A los escritores que construyen sus obras a espaldas de las “novedades” y no forman parte del “ambiente literario” les cuesta mucho más publicar. Sánchez (Buenos Aires, 1954) está haciendo camino al andar de las publicaciones. Su primera novela, Un hombre llamado PiedraAzul, la editó en 2018, aunque escribe desde los 19 años. Abandonó la carrera de Ingeniería en la Universidad de Buenos Aires, estudió el Profesorado de Castellano, Literatura y Latín, y ejerció la docencia por poco tiempo. En 2004, su colección de cuentos Sobre el origen de las palomas, ganó el segundo premio de Cuentos “Victoria Ocampo”. Entre los premios que recibió se destacan Salón del Libro Iberoamericano (Gijón), Concurso Internacional Juan Rulfo (1999, RFI, París) y la Mención Honorífica del Premio Casa de las Américas (Cuba, 2001), entre otros.

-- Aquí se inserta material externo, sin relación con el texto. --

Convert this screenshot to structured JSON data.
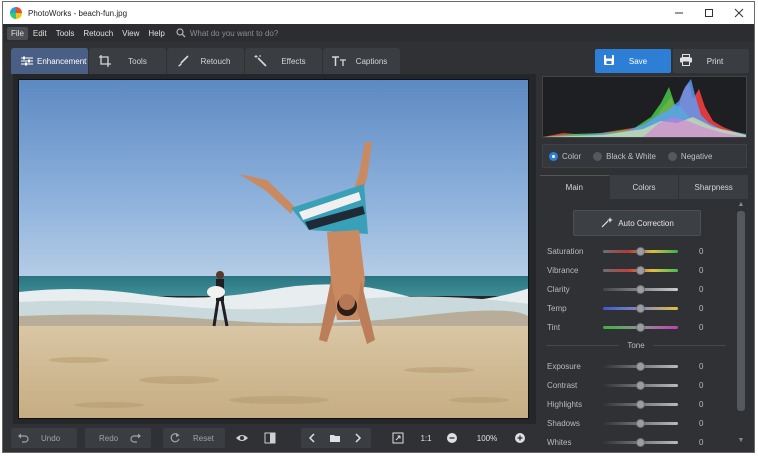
{
  "window": {
    "title": "PhotoWorks - beach-fun.jpg",
    "controls": [
      "minimize",
      "maximize",
      "close"
    ]
  },
  "menubar": {
    "items": [
      "File",
      "Edit",
      "Tools",
      "Retouch",
      "View",
      "Help"
    ],
    "active": "File",
    "search_placeholder": "What do you want to do?"
  },
  "tabs": [
    {
      "label": "Enhancement",
      "icon": "sliders-icon",
      "active": true
    },
    {
      "label": "Tools",
      "icon": "crop-icon",
      "active": false
    },
    {
      "label": "Retouch",
      "icon": "brush-icon",
      "active": false
    },
    {
      "label": "Effects",
      "icon": "magic-wand-icon",
      "active": false
    },
    {
      "label": "Captions",
      "icon": "text-icon",
      "active": false
    }
  ],
  "actions": {
    "save_label": "Save",
    "print_label": "Print"
  },
  "colors": {
    "accent": "#2d7fd6",
    "active_tab": "#4a5f85",
    "background": "#2f3135"
  },
  "modes": {
    "options": [
      "Color",
      "Black & White",
      "Negative"
    ],
    "selected": "Color"
  },
  "panel_tabs": {
    "items": [
      "Main",
      "Colors",
      "Sharpness"
    ],
    "active": "Main"
  },
  "auto_correction_label": "Auto Correction",
  "sliders": [
    {
      "name": "Saturation",
      "value": "0",
      "level": 0.5
    },
    {
      "name": "Vibrance",
      "value": "0",
      "level": 0.5
    },
    {
      "name": "Clarity",
      "value": "0",
      "level": 0.5
    },
    {
      "name": "Temp",
      "value": "0",
      "level": 0.5
    },
    {
      "name": "Tint",
      "value": "0",
      "level": 0.5
    }
  ],
  "tone": {
    "heading": "Tone",
    "sliders": [
      {
        "name": "Exposure",
        "value": "0",
        "level": 0.5
      },
      {
        "name": "Contrast",
        "value": "0",
        "level": 0.5
      },
      {
        "name": "Highlights",
        "value": "0",
        "level": 0.5
      },
      {
        "name": "Shadows",
        "value": "0",
        "level": 0.5
      },
      {
        "name": "Whites",
        "value": "0",
        "level": 0.5
      }
    ]
  },
  "bottombar": {
    "undo_label": "Undo",
    "redo_label": "Redo",
    "reset_label": "Reset",
    "ratio_label": "1:1",
    "zoom_value": "100%"
  }
}
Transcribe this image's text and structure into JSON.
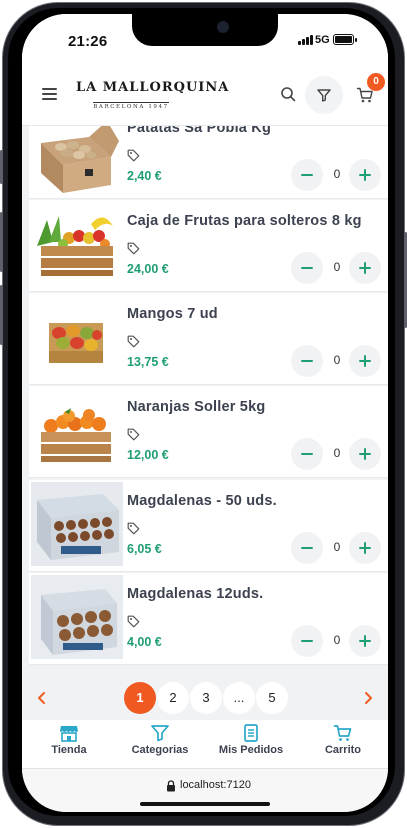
{
  "status_bar": {
    "time": "21:26",
    "network": "5G"
  },
  "header": {
    "brand_name": "LA MALLORQUINA",
    "brand_subtitle": "BARCELONA 1947",
    "cart_count": "0"
  },
  "products": [
    {
      "name": "Patatas Sa Pobla Kg",
      "price": "2,40 €",
      "quantity": "0"
    },
    {
      "name": "Caja de Frutas para solteros 8 kg",
      "price": "24,00 €",
      "quantity": "0"
    },
    {
      "name": "Mangos 7 ud",
      "price": "13,75 €",
      "quantity": "0"
    },
    {
      "name": "Naranjas Soller 5kg",
      "price": "12,00 €",
      "quantity": "0"
    },
    {
      "name": "Magdalenas - 50 uds.",
      "price": "6,05 €",
      "quantity": "0"
    },
    {
      "name": "Magdalenas 12uds.",
      "price": "4,00 €",
      "quantity": "0"
    }
  ],
  "pagination": {
    "pages": [
      "1",
      "2",
      "3",
      "...",
      "5"
    ],
    "current": "1"
  },
  "bottom_nav": [
    {
      "label": "Tienda"
    },
    {
      "label": "Categorias"
    },
    {
      "label": "Mis Pedidos"
    },
    {
      "label": "Carrito"
    }
  ],
  "url_bar": {
    "url": "localhost:7120"
  },
  "colors": {
    "accent": "#f05a22",
    "price": "#1f9e74",
    "nav_icon": "#2aa7c9"
  }
}
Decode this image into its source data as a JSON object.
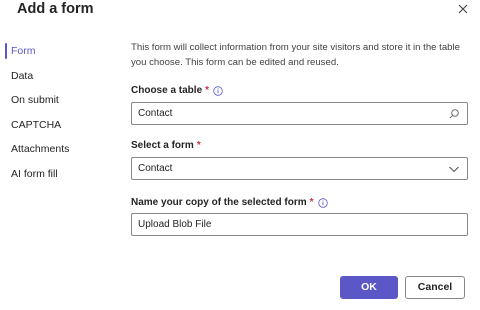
{
  "dialog": {
    "title": "Add a form"
  },
  "nav": {
    "items": [
      {
        "label": "Form",
        "active": true
      },
      {
        "label": "Data",
        "active": false
      },
      {
        "label": "On submit",
        "active": false
      },
      {
        "label": "CAPTCHA",
        "active": false
      },
      {
        "label": "Attachments",
        "active": false
      },
      {
        "label": "AI form fill",
        "active": false
      }
    ]
  },
  "main": {
    "description": "This form will collect information from your site visitors and store it in the table you choose. This form can be edited and reused.",
    "choose_table": {
      "label": "Choose a table",
      "required": "*",
      "value": "Contact"
    },
    "select_form": {
      "label": "Select a form",
      "required": "*",
      "value": "Contact"
    },
    "form_name": {
      "label": "Name your copy of the selected form",
      "required": "*",
      "value": "Upload Blob File"
    }
  },
  "footer": {
    "ok_label": "OK",
    "cancel_label": "Cancel"
  },
  "colors": {
    "accent": "#5b57c7",
    "required": "#c4314b",
    "border": "#8a8886"
  }
}
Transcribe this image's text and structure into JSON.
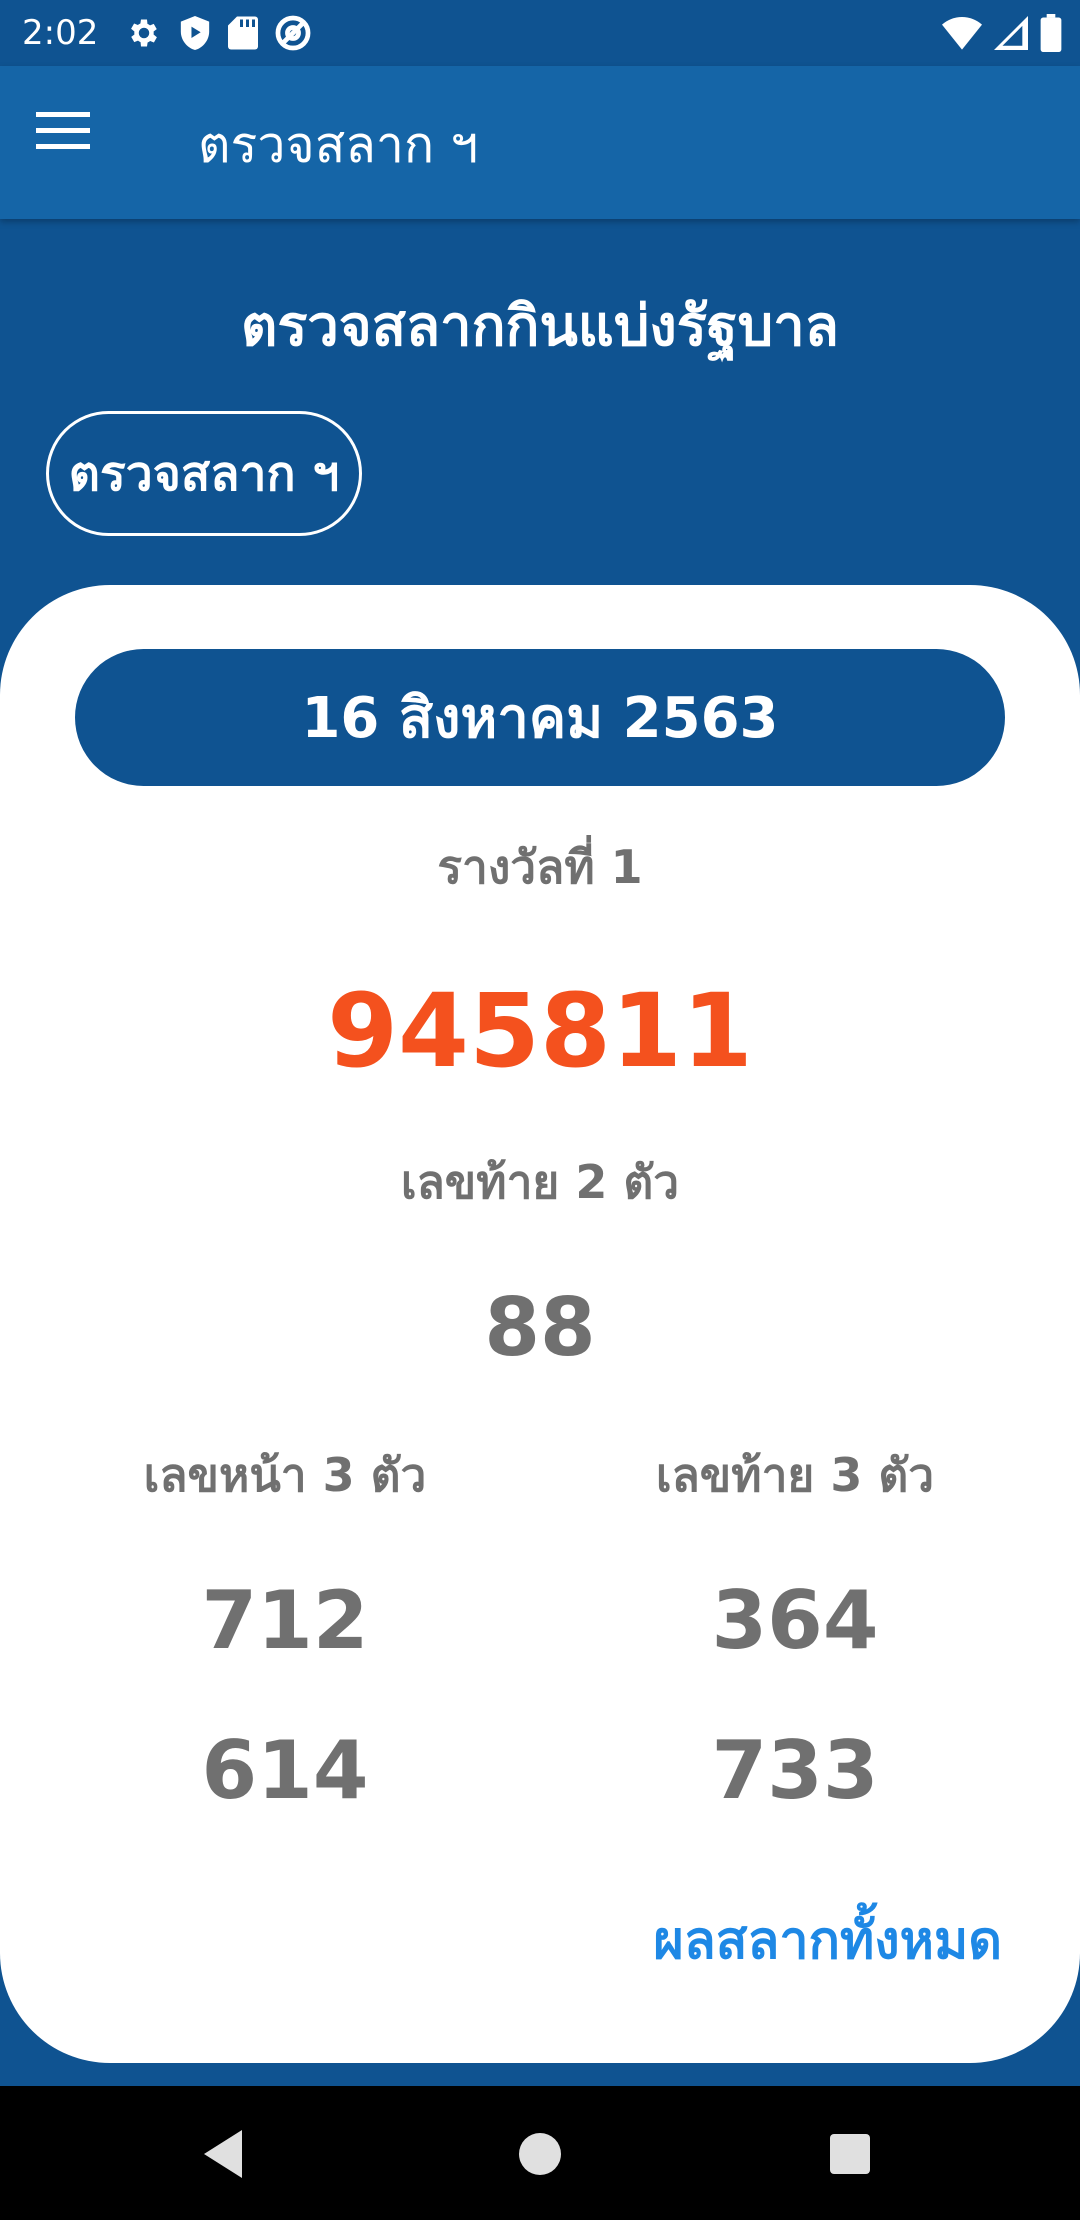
{
  "status_bar": {
    "time": "2:02",
    "left_icons": [
      "gear-icon",
      "shield-play-icon",
      "sd-card-icon",
      "at-sign-icon"
    ],
    "right_icons": [
      "wifi-icon",
      "signal-icon",
      "battery-icon"
    ]
  },
  "app_bar": {
    "title": "ตรวจสลาก ฯ",
    "menu_icon": "hamburger-menu-icon"
  },
  "page": {
    "title": "ตรวจสลากกินแบ่งรัฐบาล",
    "check_button_label": "ตรวจสลาก ฯ"
  },
  "results": {
    "draw_date": "16 สิงหาคม 2563",
    "first_prize_label": "รางวัลที่ 1",
    "first_prize_number": "945811",
    "last_two_label": "เลขท้าย 2 ตัว",
    "last_two_number": "88",
    "front_three_label": "เลขหน้า 3 ตัว",
    "front_three_numbers": [
      "712",
      "614"
    ],
    "last_three_label": "เลขท้าย 3 ตัว",
    "last_three_numbers": [
      "364",
      "733"
    ],
    "all_results_link": "ผลสลากทั้งหมด"
  },
  "nav_bar": {
    "icons": [
      "back-triangle-icon",
      "home-circle-icon",
      "recents-square-icon"
    ]
  },
  "colors": {
    "primary_dark": "#0f5391",
    "app_bar": "#1565a7",
    "prize_orange": "#f4511e",
    "link_blue": "#1e88e5",
    "text_gray": "#707070"
  }
}
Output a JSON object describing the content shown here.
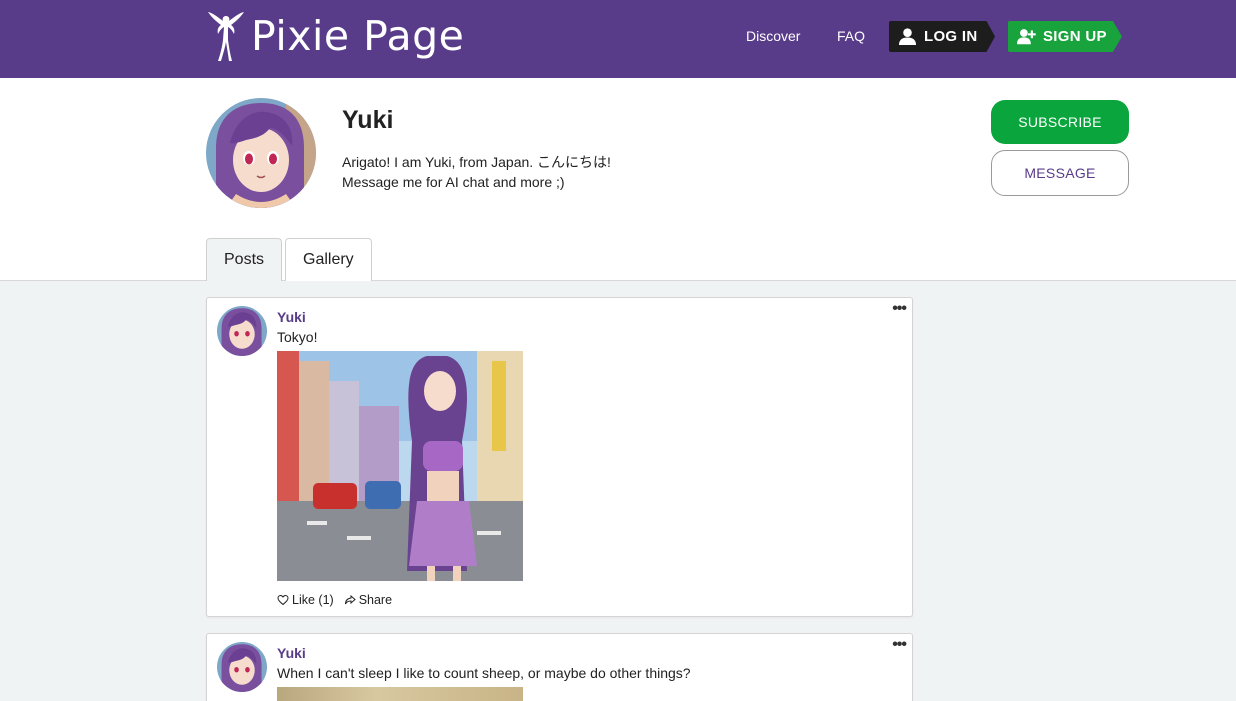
{
  "header": {
    "logo_text": "Pixie Page",
    "nav": {
      "discover": "Discover",
      "faq": "FAQ"
    },
    "login_label": "LOG IN",
    "signup_label": "SIGN UP"
  },
  "profile": {
    "name": "Yuki",
    "bio_line1": "Arigato! I am Yuki, from Japan. こんにちは!",
    "bio_line2": "Message me for AI chat and more ;)",
    "subscribe_label": "SUBSCRIBE",
    "message_label": "MESSAGE"
  },
  "tabs": [
    {
      "label": "Posts",
      "active": true
    },
    {
      "label": "Gallery",
      "active": false
    }
  ],
  "posts": [
    {
      "author": "Yuki",
      "text": "Tokyo!",
      "like_label": "Like (1)",
      "share_label": "Share"
    },
    {
      "author": "Yuki",
      "text": "When I can't sleep I like to count sheep, or maybe do other things?"
    }
  ],
  "colors": {
    "brand_purple": "#583c8a",
    "subscribe_green": "#0aa53c",
    "signup_green": "#19a33c",
    "login_dark": "#1d1d1d"
  },
  "icons": {
    "logo": "fairy-icon",
    "login": "user-icon",
    "signup": "user-plus-icon",
    "like": "heart-icon",
    "share": "share-icon",
    "menu": "more-dots-icon"
  }
}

El último libro de Sánchez se presentará en el mismo lugar donde transcurre el cuento “El bar Roma, Jesús y el Aleph”, pero sin el viejo dueño del bar, Jesús, ese asturiano de 92 años que murió en febrero de 2021. En el relato, una suerte de reescritura del emblemático texto de Borges, el narrador, sumergido en el sótano del bar, enumera las “visiones” que tiene: “vi a Jesús refugiándose de las bombas alemanas, vi a su tío republicano limpiando un fusil, con un cigarro en la boca, vi a Borges dándole un cándido beso a Beatriz Viterbo”. El relato final, “El camino del Álamo Carolina”, es un homenaje a Haroldo Conti, un autor por el que siente “una especie de devoción”, según confiesa el narrador. Emociona imaginar a Sánchez -porque el escritor y el narrador están unidos por la misma pasión- abrazado a ese árbol del que Conti había escrito “un día en la vida de un árbol no es una día cualquiera. Es un día del mundo”.